How does run queue work in Snowflake? Is there a concept timeslice at all?

2.9k views Asked by At

I am a newbie to Snowflake and documentation is not clear.

  1. Say I use a Large warehouse with 5 max concurrent queries
  2. There are 5 users who fire heavy duty queries which may take many minutes to finish
  3. The 6th user has a simple query to execute
  4. Does the processes running those 5 queries yield at any point in time or do they run to completion?
  5. Will the 6th user have to wait till the timeout limit is reached and attempt using a different Virtual Warehouse

Thanks!

2

There are 2 answers

0
Simon D On

The queue is a first-in-first-out queue like most (all?) other databases. If a query is queued because other queries are consuming all resources of the cluster then it'll have to wait until the other queries are finished (or timeout) before it can run. Snowflake won't pause a query that is running to "sneak in" a smaller query.

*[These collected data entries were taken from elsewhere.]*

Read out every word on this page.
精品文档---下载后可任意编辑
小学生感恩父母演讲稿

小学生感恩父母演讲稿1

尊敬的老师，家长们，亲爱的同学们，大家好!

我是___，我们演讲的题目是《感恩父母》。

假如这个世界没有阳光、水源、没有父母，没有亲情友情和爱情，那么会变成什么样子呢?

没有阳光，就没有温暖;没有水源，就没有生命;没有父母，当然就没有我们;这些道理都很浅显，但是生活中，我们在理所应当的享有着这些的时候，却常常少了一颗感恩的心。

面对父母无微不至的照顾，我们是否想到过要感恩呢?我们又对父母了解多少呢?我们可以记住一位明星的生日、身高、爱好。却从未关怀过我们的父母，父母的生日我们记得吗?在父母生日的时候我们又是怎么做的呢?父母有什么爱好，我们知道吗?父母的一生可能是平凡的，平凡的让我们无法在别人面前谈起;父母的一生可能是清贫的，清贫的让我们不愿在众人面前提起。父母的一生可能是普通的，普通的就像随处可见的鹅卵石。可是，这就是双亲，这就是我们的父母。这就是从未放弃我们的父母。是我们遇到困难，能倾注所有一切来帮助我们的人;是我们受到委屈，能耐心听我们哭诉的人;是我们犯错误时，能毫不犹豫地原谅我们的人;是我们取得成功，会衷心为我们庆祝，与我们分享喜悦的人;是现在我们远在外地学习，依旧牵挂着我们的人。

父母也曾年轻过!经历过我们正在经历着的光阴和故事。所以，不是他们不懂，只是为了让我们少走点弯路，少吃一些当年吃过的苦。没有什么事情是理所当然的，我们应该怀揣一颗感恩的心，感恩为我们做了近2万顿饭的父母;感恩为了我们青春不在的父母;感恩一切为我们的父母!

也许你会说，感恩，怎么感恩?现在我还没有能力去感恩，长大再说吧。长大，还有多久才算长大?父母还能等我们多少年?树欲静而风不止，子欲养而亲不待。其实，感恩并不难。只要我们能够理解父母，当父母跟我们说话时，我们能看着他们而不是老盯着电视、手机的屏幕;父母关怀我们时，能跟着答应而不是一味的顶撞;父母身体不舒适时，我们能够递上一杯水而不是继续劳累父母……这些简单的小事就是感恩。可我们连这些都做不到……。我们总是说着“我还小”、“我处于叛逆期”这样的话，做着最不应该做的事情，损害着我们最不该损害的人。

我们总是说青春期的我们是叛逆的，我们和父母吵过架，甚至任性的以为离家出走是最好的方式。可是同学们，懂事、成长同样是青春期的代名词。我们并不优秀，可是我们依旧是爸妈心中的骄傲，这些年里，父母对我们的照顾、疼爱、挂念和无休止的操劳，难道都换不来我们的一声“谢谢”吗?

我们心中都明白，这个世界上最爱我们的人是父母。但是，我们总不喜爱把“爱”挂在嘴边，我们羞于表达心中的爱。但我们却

You could always resize the warehouse though to push through the query. Here is a good line from the documentation:

Single-cluster or multi-cluster (in Maximized mode): Statements are queued until already-allocated resources are freed or additional resources are provisioned, which can be accomplished by increasing the size of the warehouse.

1
Rajib Deb On

This is actually a good question to ask and understanding how this works in snowflake will help you use snowflake more optimally. As you already know snowflake uses virtual warehouses for compute which are nothing but cluster of compute nodes. Each node has 8 cores. So, when you submit a query to a virtual warehouse, each query is being processed by one or more core(based on if the query can be parallelized). So, if the virtual warehouse does not have any core to execute the 6th query, it will queue up. If you logon to snowflake UI and click on the warehouse tab, you will see this queueing through the yellow color on the bars. You can also see it under 'QUEUED_OVERLOAD_TIME' if you query the QUERY_HISTORY view.

Now, this is not a good thing for queries to queue up consistently. So, the best practice is to have a multi warehouse strategy. Give every unique group of workload a dedicated warehouse so that you can scale them horizontally/vertically based on the query load of the given workload.